Like ”Duke,” ”Abacab,” ”Genesis” and ”Invisible Touch,” it blends more accessible shorter tunes with a number of longer tracks, all of them sung in radio-friendly fashion by Phil Collins.

”Driving the Last Spike” and ”Fading Lights” both check in at better than 10 minutes, and ”Dreaming While You Sleep” exceeds 7 minutes.

In each case, the tracks don`t sound bloated or cumbersome, perhaps because the instrumentation-drums, keyboards, guitar-is relatively sparse.

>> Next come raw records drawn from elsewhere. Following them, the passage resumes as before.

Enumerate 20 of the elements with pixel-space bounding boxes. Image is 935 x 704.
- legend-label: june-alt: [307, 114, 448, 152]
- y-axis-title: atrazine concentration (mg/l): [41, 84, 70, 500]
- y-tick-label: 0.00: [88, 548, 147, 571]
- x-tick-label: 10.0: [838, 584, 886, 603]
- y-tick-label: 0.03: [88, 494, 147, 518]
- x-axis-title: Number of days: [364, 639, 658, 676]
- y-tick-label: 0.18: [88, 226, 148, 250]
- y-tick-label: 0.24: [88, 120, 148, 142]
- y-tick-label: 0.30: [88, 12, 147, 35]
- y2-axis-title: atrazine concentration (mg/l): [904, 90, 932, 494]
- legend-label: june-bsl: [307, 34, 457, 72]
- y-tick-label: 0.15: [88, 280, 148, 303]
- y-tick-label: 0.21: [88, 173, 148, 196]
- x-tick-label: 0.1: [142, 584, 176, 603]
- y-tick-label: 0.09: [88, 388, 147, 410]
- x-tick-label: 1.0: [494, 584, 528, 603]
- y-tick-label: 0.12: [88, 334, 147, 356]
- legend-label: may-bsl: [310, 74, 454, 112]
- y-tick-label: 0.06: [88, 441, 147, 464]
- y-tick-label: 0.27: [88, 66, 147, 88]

The leaner, more streamlined direction that Genesis has taken in the last decade gives ”We Can`t Dance” an organic feel that eluded the band during its earlier, art-rock phase.

Sonically, the album holds a couple of surprises, notably the recurring

”elephant noise” (actually a guitar sound ”sampled” by a keyboard and then slowed down) that serves as an unlikely hook for the first single, ”No Son of Mine.” And there`s the raunchy guitar riff that drives the tongue-in- cheek ”I Can`t Dance.”

Much of the rest is a rather predictable pastiche of Collins` melancholy ballads (”Never a Time,” ”Hold on My Heart,” ”Since I Lost You”) and soft social commentaries that take aim at easy targets (televangelists in

”Jesus He Knows Me”) or throw up their hands in resignation: In ”Way of the World,” Collins sings, ”We all agree as far as we can see/It`s just the way of the world/That`s how it`s meant to be.”

Pitted against the usual Top 40 fodder, ”We Can`t Dance” sounds fairly substantial, and fans of post-Peter Gabriel Genesis will doubtlessly enjoy it. But those who like their music with a rawer, more challenging edge should look elsewhere.